Walmart shouldn’t count on keeping the affluent customers it has recently gained, the retailer’s former U.S. CEO Bill Simon said Thursday (May 16).

Speaking on CNBC’s Fast Money, Simon said that when the economic situation picks back up, affluent shoppers will go back to retailers that provide a premium experience, CNBC reported Thursday.

Currently, Simon said, factors like food inflation have led these shoppers to go to Walmart for convenience, cost and assortment. But as inflation recedes over the next two years, affluent consumers will leave discount retailers in favor of ones that provide more service.

“As the economic challenges abate … service will become more important than convenience and price. And, we’ll see a shift back of some of the consumers,” Simon said.

Simon served as president and CEO of Walmart U.S. from 2010 to 2014. He is currently on the boards of Darden RestaurantsHanesbrands and Pitney Bowes, according to his biography on the Hanesbrands investor relations website.

This report came on the same day that Walmart reported better-than-expected first-quarter earnings and upgraded its forecast for growth this year.

Speaking Thursday during the retailer’s quarterly earnings call, Walmart CEO Doug McMillon said the retailer has been adjusting its business model to drive long-term revenue growth.

“We’ve been known for price forever, but we’re increasingly known for convenience,” McMillon said. “So whether the environment is inflationary, or deflationary, whether customers have more money or less money, if we’re doing a good job on the items and the service we provide, saving them money with pickup and delivery for example, we can continue to grow share.”

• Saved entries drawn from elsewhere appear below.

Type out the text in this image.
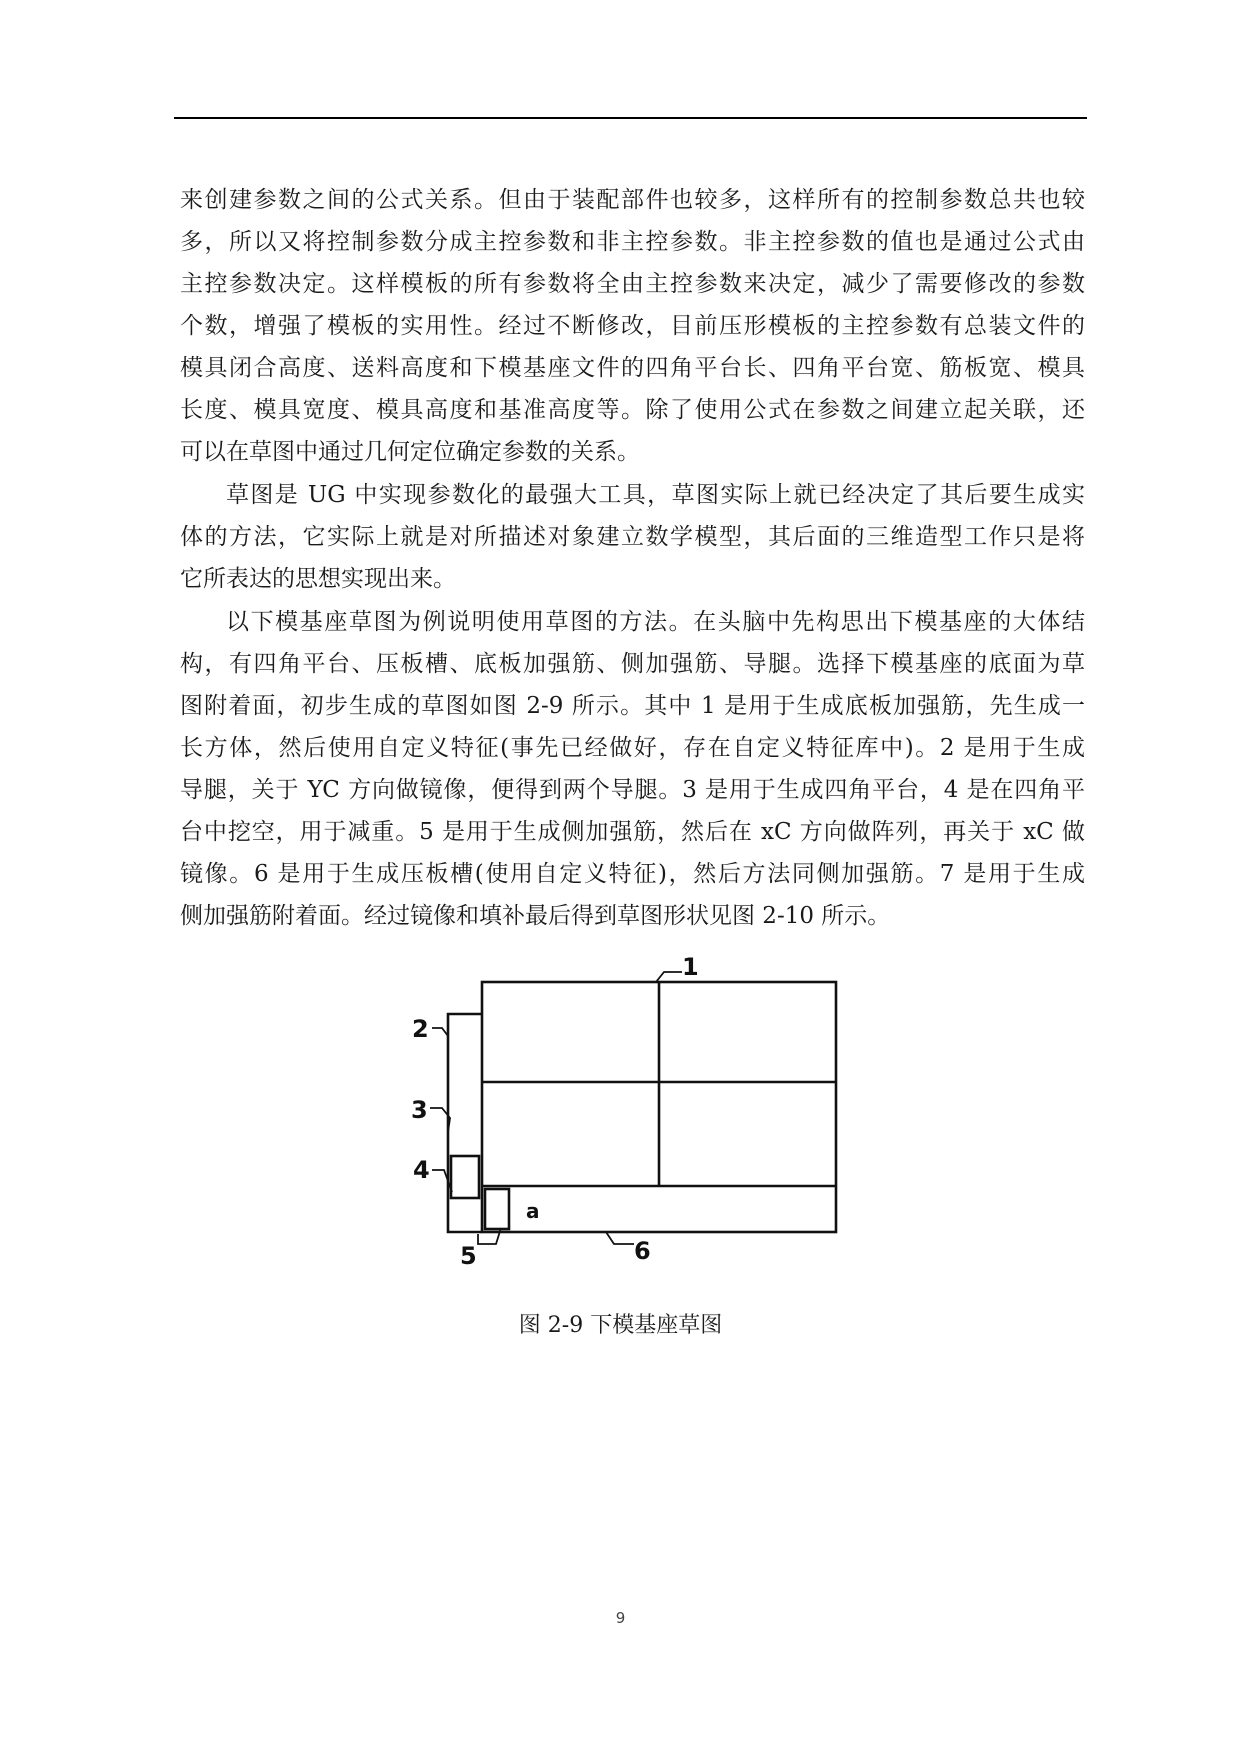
来创建参数之间的公式关系。但由于装配部件也较多，这样所有的控制参数总共也较
多，所以又将控制参数分成主控参数和非主控参数。非主控参数的值也是通过公式由
主控参数决定。这样模板的所有参数将全由主控参数来决定，减少了需要修改的参数
个数，增强了模板的实用性。经过不断修改，目前压形模板的主控参数有总装文件的
模具闭合高度、送料高度和下模基座文件的四角平台长、四角平台宽、筋板宽、模具
长度、模具宽度、模具高度和基准高度等。除了使用公式在参数之间建立起关联，还
可以在草图中通过几何定位确定参数的关系。
草图是 UG 中实现参数化的最强大工具，草图实际上就已经决定了其后要生成实
体的方法，它实际上就是对所描述对象建立数学模型，其后面的三维造型工作只是将
它所表达的思想实现出来。
以下模基座草图为例说明使用草图的方法。在头脑中先构思出下模基座的大体结
构，有四角平台、压板槽、底板加强筋、侧加强筋、导腿。选择下模基座的底面为草
图附着面，初步生成的草图如图 2-9 所示。其中 1 是用于生成底板加强筋，先生成一
长方体，然后使用自定义特征(事先已经做好，存在自定义特征库中)。2 是用于生成
导腿，关于 YC 方向做镜像，便得到两个导腿。3 是用于生成四角平台，4 是在四角平
台中挖空，用于减重。5 是用于生成侧加强筋，然后在 xC 方向做阵列，再关于 xC 做
镜像。6 是用于生成压板槽(使用自定义特征)，然后方法同侧加强筋。7 是用于生成
侧加强筋附着面。经过镜像和填补最后得到草图形状见图 2-10 所示。
1
2
3
4
5	6
a
图 2-9 下模基座草图
9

Both Walmart and its rival Amazon have been setting their sights on high-income consumers while also working to retain their lower-income customers, PYMNTS reported Friday (May 17).

In the case of Walmart, the retailer is pursuing a Walmarche strategy that includes piloting a new merchandise mix and fancier displays aimed at higher-income shoppers.

Overall, Walmart’s shoppers are roughly evenly distributed across three income brackets: less than $50,000 a year, between $50,000 and $100,000, and more than $100,000, according to the PYMNTS Intelligence’s “Whole Paycheck Report: Amazon Extends Its Lead Over Walmart in Retail Spend.”